Monday, May 5, 2008

Autism

Today Ryan was diagnosed by Dr.Tripp as having autism. It really did confirm what I had already suspected so it really wasn't a shock but still I feel a bit overwhelmed by it, like I have to soak it in a bit before I can understand the way I feel. I am very glad he is going to have so much help and there is so much hope for him. The Dr. said that 30 years ago if you were diagnosed with autism, there was no hope for change, however now it can be completely reversible. Ryan will be getting more specialized treatment at school now. Dr. Tripp said that school is the best place for him right now. He thinks when Ryan's speech improves, his whole world is going to open up. I feel very blessed to live in a country that will provide Ryan with so much therapy in public school free of charge. I did ask about ABA therapy but right now it is just about out of reach for just about everyone.

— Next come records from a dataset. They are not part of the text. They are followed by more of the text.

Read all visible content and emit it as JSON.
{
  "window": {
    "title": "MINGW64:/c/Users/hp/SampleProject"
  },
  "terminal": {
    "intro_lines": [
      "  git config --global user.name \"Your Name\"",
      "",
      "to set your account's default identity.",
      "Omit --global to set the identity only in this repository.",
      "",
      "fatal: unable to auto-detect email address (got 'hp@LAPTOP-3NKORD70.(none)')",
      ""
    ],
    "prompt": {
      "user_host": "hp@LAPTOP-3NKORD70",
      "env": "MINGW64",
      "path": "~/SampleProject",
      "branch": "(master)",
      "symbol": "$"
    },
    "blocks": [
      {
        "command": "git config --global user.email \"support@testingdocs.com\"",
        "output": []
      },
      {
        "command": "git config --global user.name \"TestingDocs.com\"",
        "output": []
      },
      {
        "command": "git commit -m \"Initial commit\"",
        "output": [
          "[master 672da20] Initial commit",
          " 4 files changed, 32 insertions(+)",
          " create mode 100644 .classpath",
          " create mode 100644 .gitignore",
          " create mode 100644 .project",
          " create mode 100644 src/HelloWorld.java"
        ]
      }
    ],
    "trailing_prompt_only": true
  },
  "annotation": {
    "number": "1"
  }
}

Insurance companies will not pay for it and there are not enough therapists out there to perform it. It is amazingly expensive about $30,000 a year. We are hoping for change in the future.
I didn't realize it but early intervention is actually from age 3 to 6, so Ryan is just starting on time. He is in a window of opportunity right now. I plan to look up as much as I can about how I can also work with him at home. Ryan is improving already in many areas we discussed today and is really very social in some ways. He does give good eye contact though it is sometimes infrequent. He is always wanting someone to play with him and he does have a sense of humor and a beautiful smile that draws you in when he is happy. He is having separation anxiety from me and the dr. said that is a good sign that he is forming attachments. When he was a baby he was less attatched than his siblings. Dr.Tripp says that all this sort of development will come, but later than usual. We are going to do everything possible to reverse his autism and bring him to as much success as we can. He deserves that.
We were all very tired this morning on the way to Ryan's appt. Last night around 1 am Kaylie woke up gasping for breath. She had terrible croup/asthma. I tried steam and her nebulizer but nothing worked well enough and poor Kaylie was so scared and worked up. Rory got Bella from her crib and I nursed her quickly and put her in the car seat. Kaylie, Bella and I headed out just before 2am and Rory, who was already exhausted from service calls and getting home late, stayed with the other kids. We are a bit used to this. Jon, Kaylie, and Ryan all have narrow airways and many many times get croup when they have a simple common cold. Often our only warning is a bit of a runny nose the day before. We had a fun day with Grandma and Grandpa on Sunday, the kids played outside almost all day, it was a nice warm spring day. I was just telling my mom that Kaylie hadn't used her nebulizer for a year. I spoke too soon! She is doing well now after her steroid and breathing treatments. Bella did so well at the emergency room. She sat in her carseat and watched Kaylie until she fell asleep and didn't wake up until we got home at 5am. Kaylie did well too at the hospital and was much more calmed down. As soon as we started heading back to bed Rory's alarm went off! I snuck in about an hour of sleep and then had to get ready for Ryan's appt. in Tacoma. Rory took us to lunch at McDonalds then he had to go back to work after the appt. so I drove home and thank God Ryan and Bella fell asleep and stayed asleep after being removed from the car so we all took a long afternoon nap. Well its back to the normal routine tomorrow.

2 comments:

Susan Nelson said...

Thanks for the update on Ryan! With the early intervention that you've begun, his chances for a more normal life sound so hopeful. Keep us posted and we will keep him in our prayers, as always. And best wishes to Kaylie! What a night and day you guys had!

Jamie May said...

I am glad I came over to your site, I was thinking about all of you. I am glad to have an update on Ryan :) Now that it is a concrete diagnosis from a Dr. you can all move forward. That in itself is great! I am also sorry to hear about Kaylie. You are all in my prayers. Please let me know if I can do anything for you.